By this point we knew we didn't want a catgirl, but there was still another conundrum to solve. The males of the charr race are large, overly muscular, brutish, and monstrous. We couldn't give the female of the race the same hulking masculine proportions, because then there'd be no real way to see any gender difference. But how do you make a smaller, less muscular, less imposing member of the race feel just as powerful as their male counterparts?

Q: So how did you strike that balance and create something that was both feminine and charr-like?[edit]

Kristen: Well, when I started designing the female charr, I definitely wanted her to feel just as fierce as the male of the race. She had to feel sleek and agile while at the same time have an appearance of strength and power. By thinking in terms of movement, it became clear the answer was in optimizing nuances. Yes, she had to be large and robust like the male, but we could tone down the testosterone by really extending her body lines to gracefully flow from the top of her head to tail tip.

I didn't see any reason whatsoever to give her less clawing power, so I rebuilt the sabers on her hands and feet and brought out the padding design. The face and horns were designed with style and movement in mind, but also incorporated markedly more feminine cat-like features instead of the more monstrous male features, though there will be those options too. The horns don't have a particular direction to denote gender; they just have to look cool. The female's tail, however, has long hair. This was a very specific thing I wanted to include, as I love the sweeping feel to the long hair, and it's an easy detail to note from behind in telling whether the charr is male or female.
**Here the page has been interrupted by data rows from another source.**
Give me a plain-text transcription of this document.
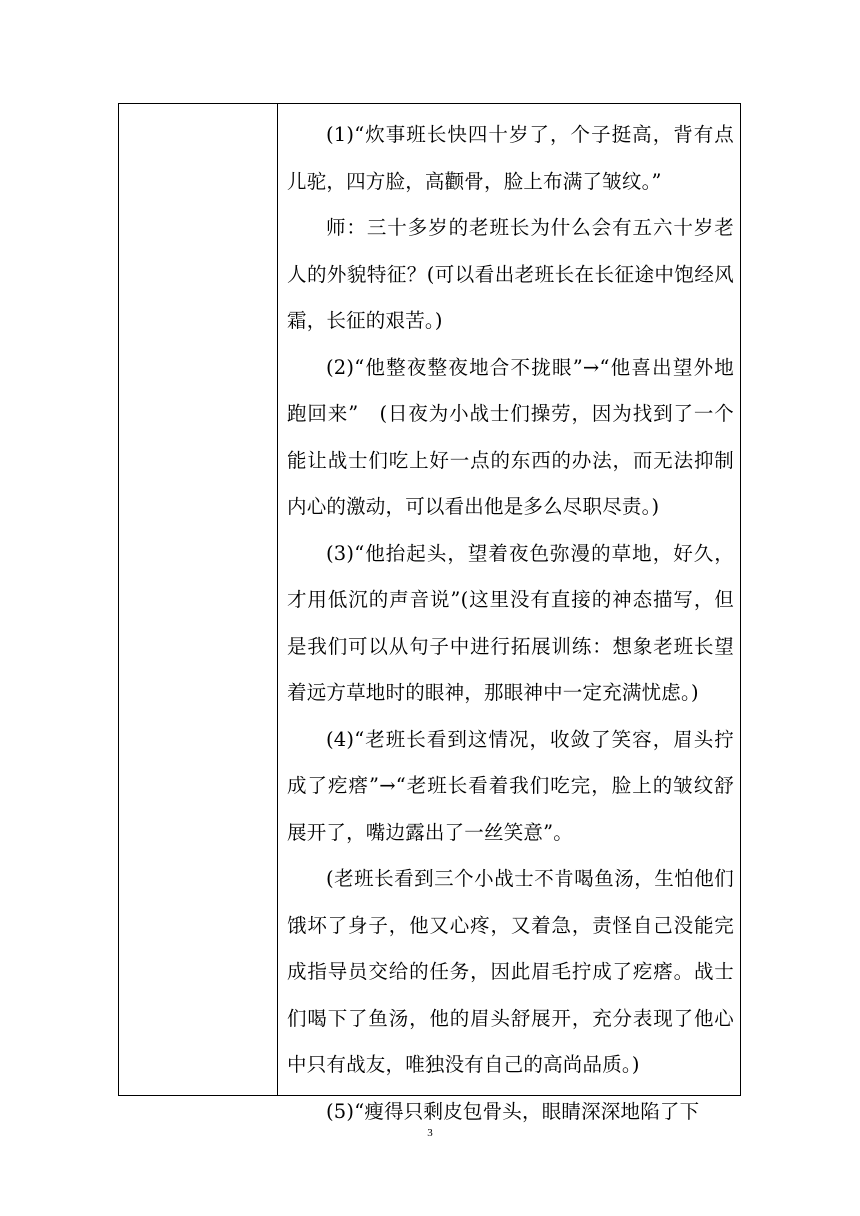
(1)“炊事班长快四十岁了，个子挺高，背有点儿驼，四方脸，高颧骨，脸上布满了皱纹。”

师：三十多岁的老班长为什么会有五六十岁老人的外貌特征？(可以看出老班长在长征途中饱经风霜，长征的艰苦。)

(2)“他整夜整夜地合不拢眼”→“他喜出望外地跑回来”　(日夜为小战士们操劳，因为找到了一个能让战士们吃上好一点的东西的办法，而无法抑制内心的激动，可以看出他是多么尽职尽责。)

(3)“他抬起头，望着夜色弥漫的草地，好久，才用低沉的声音说”(这里没有直接的神态描写，但是我们可以从句子中进行拓展训练：想象老班长望着远方草地时的眼神，那眼神中一定充满忧虑。)

(4)“老班长看到这情况，收敛了笑容，眉头拧成了疙瘩”→“老班长看着我们吃完，脸上的皱纹舒展开了，嘴边露出了一丝笑意”。

(老班长看到三个小战士不肯喝鱼汤，生怕他们饿坏了身子，他又心疼，又着急，责怪自己没能完成指导员交给的任务，因此眉毛拧成了疙瘩。战士们喝下了鱼汤，他的眉头舒展开，充分表现了他心中只有战友，唯独没有自己的高尚品质。)

(5)“瘦得只剩皮包骨头，眼睛深深地陷了下

3
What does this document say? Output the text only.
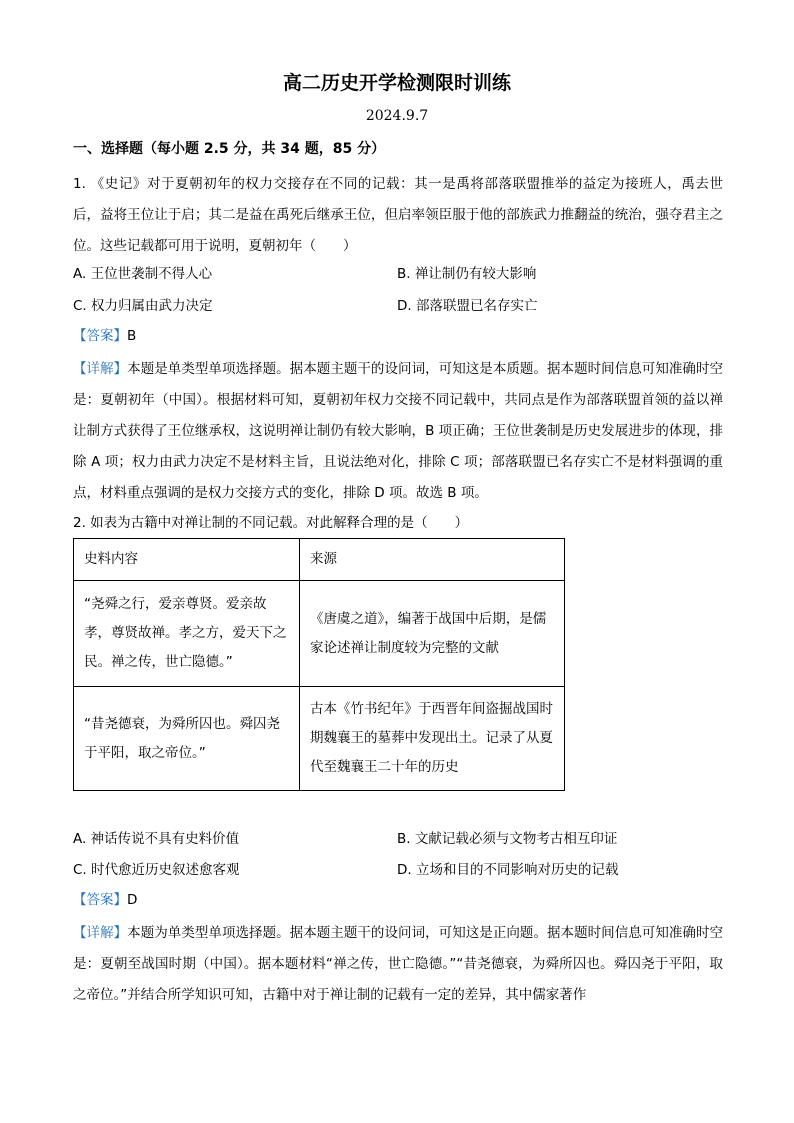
高二历史开学检测限时训练
2024.9.7
一、选择题（每小题 2.5 分，共 34 题，85 分）
1. 《史记》对于夏朝初年的权力交接存在不同的记载：其一是禹将部落联盟推举的益定为接班人，禹去世后，益将王位让于启；其二是益在禹死后继承王位，但启率领臣服于他的部族武力推翻益的统治，强夺君主之位。这些记载都可用于说明，夏朝初年（　　）
A. 王位世袭制不得人心	B. 禅让制仍有较大影响
C. 权力归属由武力决定	D. 部落联盟已名存实亡
【答案】B
【详解】本题是单类型单项选择题。据本题主题干的设问词，可知这是本质题。据本题时间信息可知准确时空是：夏朝初年（中国）。根据材料可知，夏朝初年权力交接不同记载中，共同点是作为部落联盟首领的益以禅让制方式获得了王位继承权，这说明禅让制仍有较大影响，B 项正确；王位世袭制是历史发展进步的体现，排除 A 项；权力由武力决定不是材料主旨，且说法绝对化，排除 C 项；部落联盟已名存实亡不是材料强调的重点，材料重点强调的是权力交接方式的变化，排除 D 项。故选 B 项。
2. 如表为古籍中对禅让制的不同记载。对此解释合理的是（　　）
史料内容	来源
“尧舜之行，爱亲尊贤。爱亲故孝，尊贤故禅。孝之方，爱天下之民。禅之传，世亡隐德。”	《唐虞之道》，编著于战国中后期，是儒家论述禅让制度较为完整的文献
“昔尧德衰，为舜所囚也。舜囚尧于平阳，取之帝位。”	古本《竹书纪年》于西晋年间盗掘战国时期魏襄王的墓葬中发现出土。记录了从夏代至魏襄王二十年的历史
A. 神话传说不具有史料价值	B. 文献记载必须与文物考古相互印证
C. 时代愈近历史叙述愈客观	D. 立场和目的不同影响对历史的记载
【答案】D
【详解】本题为单类型单项选择题。据本题主题干的设问词，可知这是正向题。据本题时间信息可知准确时空是：夏朝至战国时期（中国）。据本题材料“禅之传，世亡隐德。”“昔尧德衰，为舜所囚也。舜囚尧于平阳，取之帝位。”并结合所学知识可知，古籍中对于禅让制的记载有一定的差异，其中儒家著作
Finally, there was the matter of the chest. It really didn't make any sense to have boobs on a charr female, particularly with all the effort we took to make her sleek and fierce. We thought they should have no breasts at all or at least hide them under some fluffy fur. Above all else, we needed to be true to the race, of course! There was still some debate, however, so I gave them a choice: either be subtle and downplay the breasts (it wasn't a point of the race, anyway) or go full-on realistic. Yes, that's right —none or six!!

But really, the armor augmentation required for six boobs would be just as ridiculous, so none it was!

Concept Art Team Lead Kekai Kotaki was responsible for bringing the look of the charr 250 years into the future, to the time of Guild Wars 2. The warlike charr have changed a great deal since they first appeared in Guild Wars, so their updated design had to reflect their more industrial culture. I thought we'd let Kekai get in the final word on the charr.

Q: Kekai, how did you approach the charr design for Guild Wars 2?[edit]

Kekai: My approach was simple: make the charr badass. And then make them even more badass.